Le Tribunal n’est pas d’accord. En effet, selon lui, le rapport répond aux critères de nécessité et de pertinence de l’article 231 C.p.c., même s’il ne peut établir par lui seul un lien entre la façon dont les policiers ont traité M. Nyembwe et sa couleur de peau. De son propre aveu, le Tribunal n’est pas un expert en sociologie et n’a pas pour rôle « de mener des enquêtes pour obtenir et interpréter des statistiques »[9]. Ainsi, avoir un rapport qui traite des principaux stéréotypes associés aux hommes noirs au Québec, des observations scientifiques relatives au profilage racial et du profilage racial en général au Québec, est pertinent au litige en question. De plus, il est rare qu’une preuve de profilage racial puisse se faire de façon directe. Avoir sous la main un rapport qui traite du phénomène facilite grandement le travail du Tribunal. Finalement, le Tribunal rappelle que la preuve relative au contexte social est extrêmement importante dans les litiges portant sur la Charte puisqu’elle permet au Tribunal d’analyser la situation de façon adéquate et suffisante[10]. Le Tribunal rejette donc l’objection formulée par les défendeurs et admet le rapport de Mme Livingstone à titre d’expertise.

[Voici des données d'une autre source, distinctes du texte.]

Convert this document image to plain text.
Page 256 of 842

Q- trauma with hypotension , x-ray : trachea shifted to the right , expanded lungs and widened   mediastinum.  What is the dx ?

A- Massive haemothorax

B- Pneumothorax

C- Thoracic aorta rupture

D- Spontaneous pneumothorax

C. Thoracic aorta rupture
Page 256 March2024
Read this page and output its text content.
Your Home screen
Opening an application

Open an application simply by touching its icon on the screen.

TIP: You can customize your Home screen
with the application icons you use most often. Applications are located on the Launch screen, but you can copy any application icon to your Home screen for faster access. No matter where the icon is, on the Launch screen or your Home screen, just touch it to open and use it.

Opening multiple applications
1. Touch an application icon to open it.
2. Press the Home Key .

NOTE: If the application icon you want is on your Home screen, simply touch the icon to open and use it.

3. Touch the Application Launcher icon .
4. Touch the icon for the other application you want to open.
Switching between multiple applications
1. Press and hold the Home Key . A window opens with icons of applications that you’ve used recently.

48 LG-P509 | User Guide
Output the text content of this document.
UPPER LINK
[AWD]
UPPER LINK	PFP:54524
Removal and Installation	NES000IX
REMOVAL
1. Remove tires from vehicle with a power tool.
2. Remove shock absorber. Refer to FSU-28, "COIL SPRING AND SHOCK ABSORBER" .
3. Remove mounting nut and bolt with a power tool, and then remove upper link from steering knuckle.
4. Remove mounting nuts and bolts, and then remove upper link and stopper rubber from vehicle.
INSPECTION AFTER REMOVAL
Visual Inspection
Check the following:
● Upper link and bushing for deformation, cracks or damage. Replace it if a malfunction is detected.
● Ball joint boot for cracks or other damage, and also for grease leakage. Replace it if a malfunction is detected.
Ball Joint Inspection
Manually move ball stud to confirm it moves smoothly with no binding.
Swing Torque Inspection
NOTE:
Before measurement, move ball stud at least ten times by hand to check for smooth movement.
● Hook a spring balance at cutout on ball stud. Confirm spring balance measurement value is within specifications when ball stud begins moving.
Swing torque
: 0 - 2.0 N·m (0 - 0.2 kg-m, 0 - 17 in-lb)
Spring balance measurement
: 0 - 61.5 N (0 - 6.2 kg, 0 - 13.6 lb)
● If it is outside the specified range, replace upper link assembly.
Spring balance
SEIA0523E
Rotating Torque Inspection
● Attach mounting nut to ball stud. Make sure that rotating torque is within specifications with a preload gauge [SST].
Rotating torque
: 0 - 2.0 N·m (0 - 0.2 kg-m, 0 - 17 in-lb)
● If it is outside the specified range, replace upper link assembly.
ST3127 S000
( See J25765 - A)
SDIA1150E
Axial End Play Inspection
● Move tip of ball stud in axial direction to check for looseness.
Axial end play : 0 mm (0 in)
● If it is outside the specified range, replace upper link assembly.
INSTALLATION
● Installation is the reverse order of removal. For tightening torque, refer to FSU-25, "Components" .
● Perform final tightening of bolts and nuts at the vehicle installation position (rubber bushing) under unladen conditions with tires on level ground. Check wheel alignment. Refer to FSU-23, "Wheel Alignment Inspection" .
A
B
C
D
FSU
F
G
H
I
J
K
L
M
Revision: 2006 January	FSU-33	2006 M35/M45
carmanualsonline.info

B – Délais écoulés entre le dépôt de la plainte et l’institution du recours
Selon les défendeurs, le délai de 56 mois écoulés entre le dépôt de la plainte à la Commission et le dépôt de la demande introductive d’instance ainsi que le délai de 28 mois écoulés entre la communication de l’exposé factuel et la signature de la résolution portant sur les mesures de redressement demandées par la Commission sont abusifs et déconsidèrent l’administration de la justice. En effet, selon les défendeurs, le délai est préjudiciable en lui-même et excessif au point de heurter le sens de la justice et leur droit à une défense pleine et entière, notamment à cause des conséquences de l’écoulement du temps sur la mémoire des témoins. Finalement, les policiers Bélanger et Bruneau indiquent que, depuis 2014, les allégations de profilage racial nuisent à leurs réputations.
Pour sa défense, la Commission invoque la « complexité inhérente des dossiers de profilage racial avec mesure systémique […] l’augmentation du nombre de plaintes qu’elle reçoit et son sous-financement pour traiter les dossiers[11] ».
Sans citer le test de l’arrêt Blencoe[12] à proprement parler, le Tribunal s’y fie afin de juger si le délai de traitement de la plainte de discrimination est excessif. Selon le test de cet arrêt, pour qu’il soit considéré comme excessif, un délai doit causer un préjudice important aux défendeurs « au point de déconsidérer le régime de protection des droits de la personne et de heurter ainsi le sens de l’équité de la collectivité »[13].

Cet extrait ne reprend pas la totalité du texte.